Les Noces de Cana (1562-63) représentent le fameux miracle de la transformation de l’eau en vin par Jésus, tel qu’il est relaté dans l’Évangile selon Saint Jean. Il s’agit d’une grande fête qui se déroule sur deux plans transposés dans un fastueux palais vénitien de style renaissance inspiré par l’architecture classique antique.

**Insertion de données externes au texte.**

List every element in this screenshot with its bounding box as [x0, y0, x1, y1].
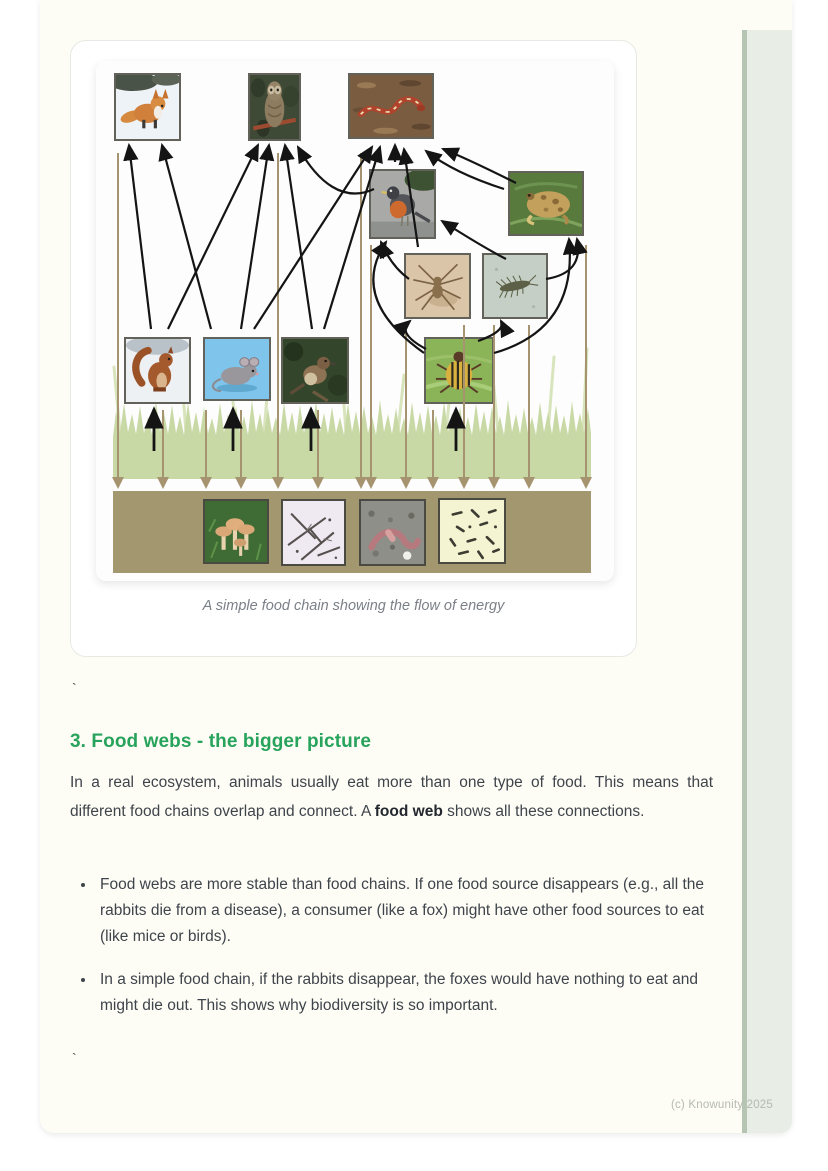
bullet-item-stability: • Food webs are more stable than food chains. If one food source disappears (e.g., all the rabbits die from a disease), a consumer (like a fox) might have other food sources to eat (like mice or birds). — [96, 872, 724, 950]
intro-text-after: shows all these connections. — [442, 803, 645, 820]
spider-photo — [404, 253, 471, 319]
intro-bold-term: food web — [374, 803, 443, 820]
stray-tick-mark-top: ` — [72, 680, 77, 696]
robin-photo — [369, 169, 436, 239]
fox-photo — [114, 73, 181, 141]
bullet-item-simple-chain: • In a simple food chain, if the rabbits disappear, the foxes would have nothing to eat and might die out. This shows why biodiversity is so important. — [96, 967, 724, 1019]
intro-paragraph — [70, 768, 713, 826]
centipede-photo — [482, 253, 548, 319]
page-edge-strip — [742, 30, 792, 1133]
copyright-notice: (c) Knowunity 2025 — [670, 1099, 773, 1111]
beetle-photo — [424, 337, 494, 404]
bacteria-photo — [438, 498, 506, 564]
section-heading: 3. Food webs - the bigger picture — [70, 731, 371, 752]
figure-card — [70, 40, 637, 657]
intro-text-before: In a real ecosystem, animals usually eat more than one type of food. This means that different food chains overlap and connect. A — [70, 774, 713, 820]
squirrel-photo — [124, 337, 191, 404]
fungal-hyphae-photo — [281, 499, 346, 566]
food-web-diagram — [96, 61, 614, 581]
mushrooms-photo — [203, 499, 269, 564]
bullet-list — [78, 872, 724, 1036]
owl-photo — [248, 73, 301, 141]
sparrow-photo — [281, 337, 349, 404]
toad-photo — [508, 171, 584, 236]
earthworm-photo — [359, 499, 426, 566]
snake-photo — [348, 73, 434, 139]
note-page — [40, 0, 792, 1133]
figure-caption: A simple food chain showing the flow of energy — [202, 598, 505, 614]
soil-band — [113, 491, 591, 573]
stray-tick-mark-bottom: ` — [72, 1050, 77, 1066]
mouse-photo — [203, 337, 271, 401]
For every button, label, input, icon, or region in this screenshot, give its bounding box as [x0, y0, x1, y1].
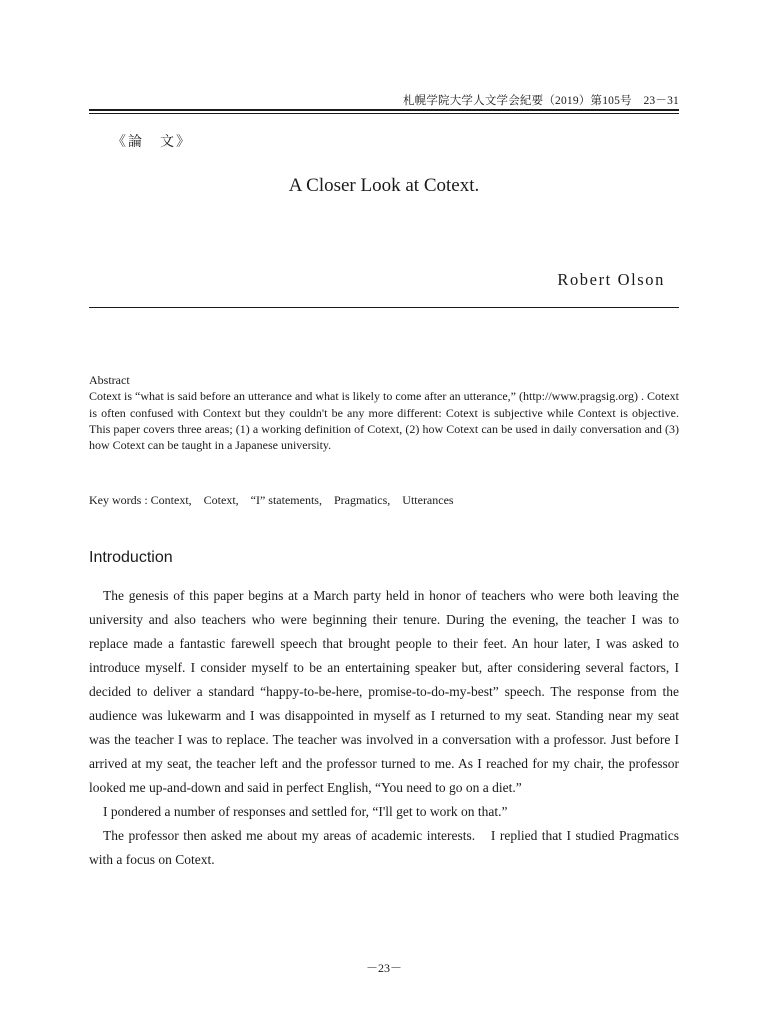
journal-header: 札幌学院大学人文学会紀要（2019）第105号 23－31 [402, 95, 679, 107]
paragraph: The genesis of this paper begins at a March party held in honor of teachers who were both leaving the university and also teachers who were beginning their tenure. During the evening, the teacher I was to replace made a fantastic farewell speech that brought people to their feet. An hour later, I was asked to introduce myself. I consider myself to be an entertaining speaker but, after considering several factors, I decided to deliver a standard “happy-to-be-here, promise-to-do-my-best” speech. The response from the audience was lukewarm and I was disappointed in myself as I returned to my seat. Standing near my seat was the teacher I was to replace. The teacher was involved in a conversation with a professor. Just before I arrived at my seat, the teacher left and the professor turned to me. As I reached for my chair, the professor looked me up-and-down and said in perfect English, “You need to go on a diet.” [89, 588, 679, 795]
abstract-block [89, 372, 679, 453]
paragraph: The professor then asked me about my areas of academic interests. I replied that I studied Pragmatics with a focus on Cotext. [89, 828, 679, 867]
introduction-body [89, 584, 679, 872]
keywords-line: Key words : Context, Cotext, “I” statements, Pragmatics, Utterances [89, 493, 454, 507]
header-rule-thin [89, 113, 679, 114]
page-number: －23－ [365, 961, 402, 975]
section-label: 《論 文》 [112, 135, 192, 150]
author-name: Robert Olson [557, 270, 665, 289]
abstract-label: Abstract [89, 373, 130, 387]
paragraph: I pondered a number of responses and settled for, “I'll get to work on that.” [103, 804, 508, 819]
abstract-text: Cotext is “what is said before an utterance and what is likely to come after an utterance,” (http://www.pragsig.org) . Cotext is often confused with Context but they couldn't be any more different: Cotext is subjective while Context is objective. This paper covers three areas; (1) a working definition of Cotext, (2) how Cotext can be used in daily conversation and (3) how Cotext can be taught in a Japanese university. [89, 389, 679, 453]
introduction-heading: Introduction [89, 549, 173, 566]
header-rule-thick [89, 109, 679, 111]
title-divider [89, 307, 679, 308]
paper-title: A Closer Look at Cotext. [288, 175, 480, 196]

Au-dessous du balcon où sont rassemblés les serviteurs, est représenté le banquet nuptial avec ses convives autour des tables. Au centre se trouvent Jésus et Marie reconnaissables à leur seule auréole lumineuse.  Au premier plan, un groupe de musiciens offre un concert aux invités, selon la coutume dans les cours de la Renaissance. La fidélité de la représentation des violes de gambe et de bras sont d’une bonne utilité pour l’inventaire iconographique des instruments anciens.


Véronèse, Noces de Cana, détail musiciens.PNG

 

Le poète Marco Boschini, est le premier, au milieu du XVIIe siècle, à interpréter le groupe de musiciens qui se trouve au centre du tableau comme des portraits de Véronèse, Bassano, le Tintoret, et le Titien. Véronèse, une viole de gambe à la main, Bassano, tenant un cornet droit, Tintoret avec un petit violon, et le Titien avec une basse de viole. Cette séduisante interprétation se heurte cependant au peu de ressemblance des musiciens des Noces de Cana avec les autoportraits peints par ces peintres.

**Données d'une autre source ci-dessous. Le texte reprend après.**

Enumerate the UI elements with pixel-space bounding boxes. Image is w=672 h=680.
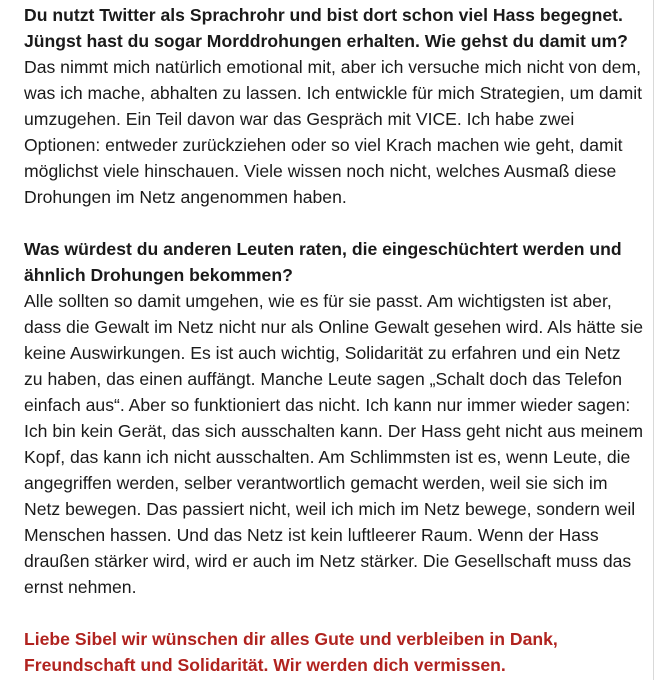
article-body bbox=[24, 2, 644, 678]
interview-question: Was würdest du anderen Leuten raten, die eingeschüchtert werden und ähnlich Drohungen bekommen? bbox=[24, 239, 622, 285]
qa-block bbox=[24, 2, 644, 210]
interview-answer: Das nimmt mich natürlich emotional mit, aber ich versuche mich nicht von dem, was ich mache, abhalten zu lassen. Ich entwickle für mich Strategien, um damit umzugehen. Ein Teil davon war das Gespräch mit VICE. Ich habe zwei Optionen: entweder zurückziehen oder so viel Krach machen wie geht, damit möglichst viele hinschauen. Viele wissen noch nicht, welches Ausmaß diese Drohungen im Netz angenommen haben. bbox=[24, 57, 643, 207]
closing-message: Liebe Sibel wir wünschen dir alles Gute und verbleiben in Dank, Freundschaft und Solidarität. Wir werden dich vermissen. bbox=[24, 629, 558, 675]
qa-block bbox=[24, 236, 644, 600]
interview-question: Du nutzt Twitter als Sprachrohr und bist dort schon viel Hass begegnet. Jüngst hast du sogar Morddrohungen erhalten. Wie gehst du damit um? bbox=[24, 5, 628, 51]
interview-answer: Alle sollten so damit umgehen, wie es für sie passt. Am wichtigsten ist aber, dass die Gewalt im Netz nicht nur als Online Gewalt gesehen wird. Als hätte sie keine Auswirkungen. Es ist auch wichtig, Solidarität zu erfahren und ein Netz zu haben, das einen auffängt. Manche Leute sagen „Schalt doch das Telefon einfach aus“. Aber so funktioniert das nicht. Ich kann nur immer wieder sagen: Ich bin kein Gerät, das sich ausschalten kann. Der Hass geht nicht aus meinem Kopf, das kann ich nicht ausschalten. Am Schlimmsten ist es, wenn Leute, die angegriffen werden, selber verantwortlich gemacht werden, weil sie sich im Netz bewegen. Das passiert nicht, weil ich mich im Netz bewege, sondern weil Menschen hassen. Und das Netz ist kein luftleerer Raum. Wenn der Hass draußen stärker wird, wird er auch im Netz stärker. Die Gesellschaft muss das ernst nehmen. bbox=[24, 291, 644, 597]
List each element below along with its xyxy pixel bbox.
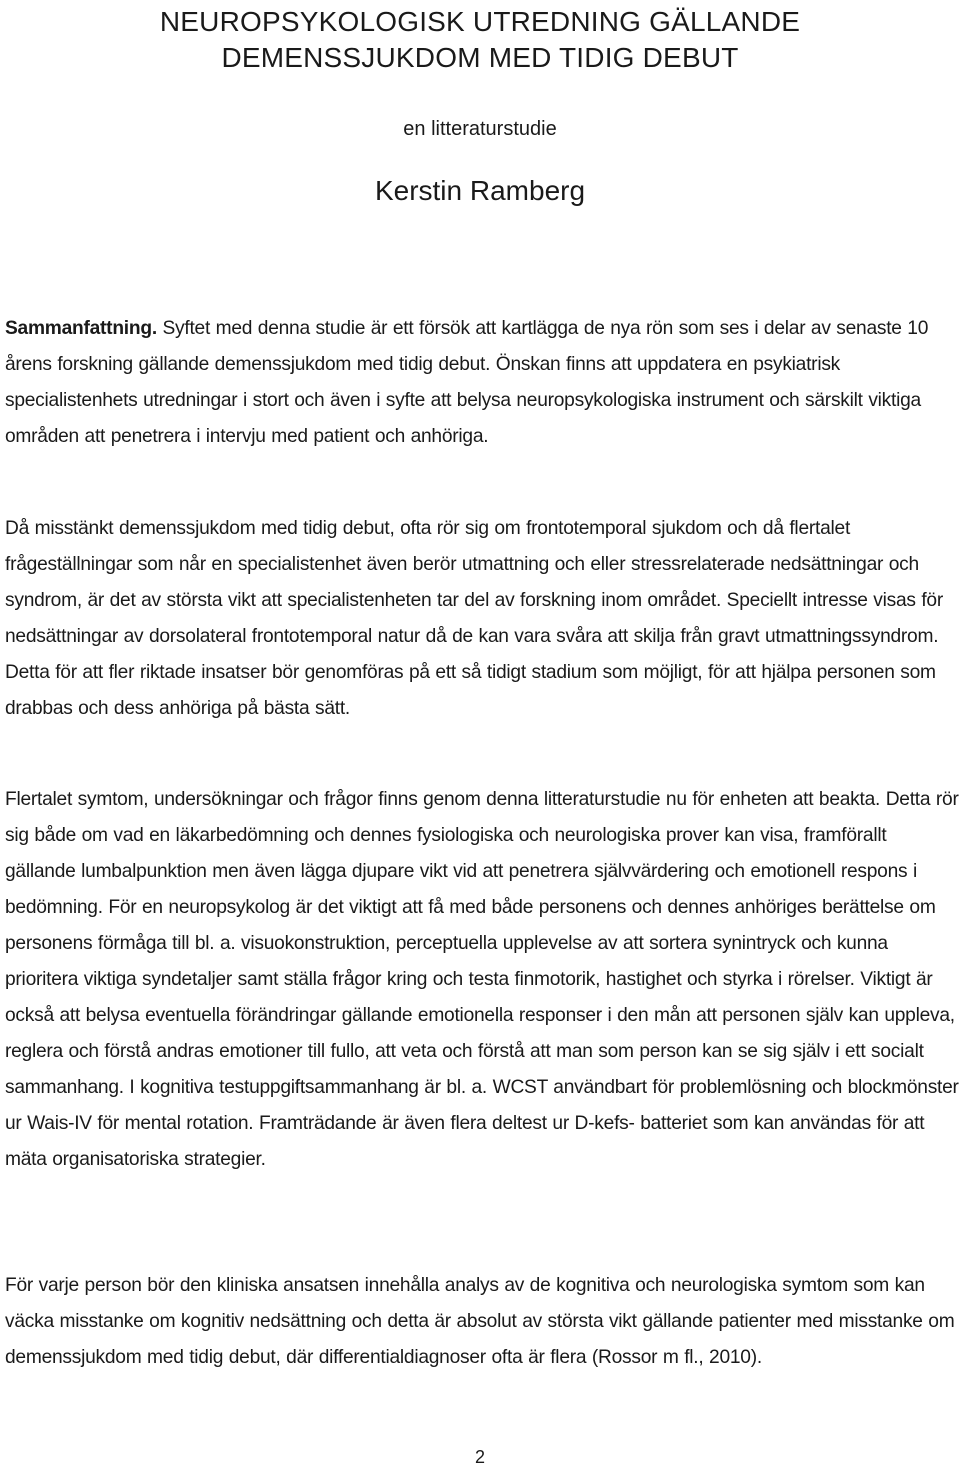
body-paragraph-3: Flertalet symtom, undersökningar och frågor finns genom denna litteraturstudie nu för enheten att beakta. Detta rör sig både om vad en läkarbedömning och dennes fysiologiska och neurologiska prover kan visa, framförallt gällande lumbalpunktion men även lägga djupare vikt vid att penetrera självvärdering och emotionell respons i bedömning. För en neuropsykolog är det viktigt att få med både personens och dennes anhöriges berättelse om personens förmåga till bl. a. visuokonstruktion, perceptuella upplevelse av att sortera synintryck och kunna prioritera viktiga syndetaljer samt ställa frågor kring och testa finmotorik, hastighet och styrka i rörelser. Viktigt är också att belysa eventuella förändringar gällande emotionella responser i den mån att personen själv kan uppleva, reglera och förstå andras emotioner till fullo, att veta och förstå att man som person kan se sig själv i ett socialt sammanhang. I kognitiva testuppgiftsammanhang är bl. a. WCST användbart för problemlösning och blockmönster ur Wais-IV för mental rotation. Framträdande är även flera deltest ur D-kefs- batteriet som kan användas för att mäta organisatoriska strategier.: [5, 789, 959, 1170]
document-title: [0, 4, 960, 76]
abstract-text: Syftet med denna studie är ett försök att kartlägga de nya rön som ses i delar av senaste 10 årens forskning gällande demenssjukdom med tidig debut. Önskan finns att uppdatera en psykiatrisk specialistenhets utredningar i stort och även i syfte att belysa neuropsykologiska instrument och särskilt viktiga områden att penetrera i intervju med patient och anhöriga.: [5, 318, 929, 447]
title-line-1: NEUROPSYKOLOGISK UTREDNING GÄLLANDE: [159, 6, 801, 37]
page-number: 2: [474, 1447, 485, 1467]
body-paragraph-4: För varje person bör den kliniska ansatsen innehålla analys av de kognitiva och neurologiska symtom som kan väcka misstanke om kognitiv nedsättning och detta är absolut av största vikt gällande patienter med misstanke om demenssjukdom med tidig debut, där differentialdiagnoser ofta är flera (Rossor m fl., 2010).: [5, 1275, 955, 1368]
abstract-label: Sammanfattning.: [5, 318, 157, 339]
title-line-2: DEMENSSJUKDOM MED TIDIG DEBUT: [221, 42, 739, 73]
author-name: Kerstin Ramberg: [374, 175, 586, 206]
body-paragraph-2: Då misstänkt demenssjukdom med tidig debut, ofta rör sig om frontotemporal sjukdom och då flertalet frågeställningar som når en specialistenhet även berör utmattning och eller stressrelaterade nedsättningar och syndrom, är det av största vikt att specialistenheten tar del av forskning inom området. Speciellt intresse visas för nedsättningar av dorsolateral frontotemporal natur då de kan vara svåra att skilja från gravt utmattningssyndrom. Detta för att fler riktade insatser bör genomföras på ett så tidigt stadium som möjligt, för att hjälpa personen som drabbas och dess anhöriga på bästa sätt.: [5, 518, 943, 719]
document-subtitle: en litteraturstudie: [403, 118, 557, 140]
abstract-paragraph: [5, 311, 960, 455]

Les tables, les objets et les personnages sont réalisés selon les règles de nos de la perspective centrale (perspective frontale à un point de fuite, nommée également perspective centrale). Pour la réaliser, l’observateur doit impérativement se positionner en face de ce qu’il regarde, avec la ligne de son regard parallèle au sujet. Il n’y aura qu’un seul point de fuite dont la position sera conditionnée par la hauteur du regard et la position du spectateur. Convergeront donc vers le point de fuite toutes les droites qui sont perpendiculaires à la ligne de votre regard. Dans la majorité des cas, on s’arrange pour décentrer le point de fuite afin d’éviter une représentation trop symétrique. Le point de fuite peut alors se trouver dans les proportions du nombre d’or, proportion particulièrement parfaite entre une grande et une petite partie (0,618 de 1).

Ainsi, les figures diminuent de grandeur à mesure que l’on passe du premier plan à l’arrière plan. Mieux encore, les curieux, perchés sur les terrasses et les corniches, donnent, avec la réduction de leurs proportions, l’impression de profondeur.


Véronèse, Noces de Cana, détail spectateurs.PNG

Véronèse a fait intervenir tous les indices visuels que notre système de perception interprète comme des facteurs d’éloignement des objets dans l’espace. Même la couleur du deuxième plan au troisième, puis au dernier, perd graduellement de son intensité pour créer l’illusion optique d’un espace qui confine avec le ciel.

Avec son format impressionnant de 666 x 990 cm, Les Noces de Cana est sans doute le plus imposant des tableaux anciens présents dans les collections nationales françaises, et en tout cas, de celles du Louvre. La hauteur de 666 centimètres n’est pas un clin d’œil à l’Apocalypse de saint Jean mais une pure coïncidence, puisque le système métrique n’existait pas à l’époque de Véronèse.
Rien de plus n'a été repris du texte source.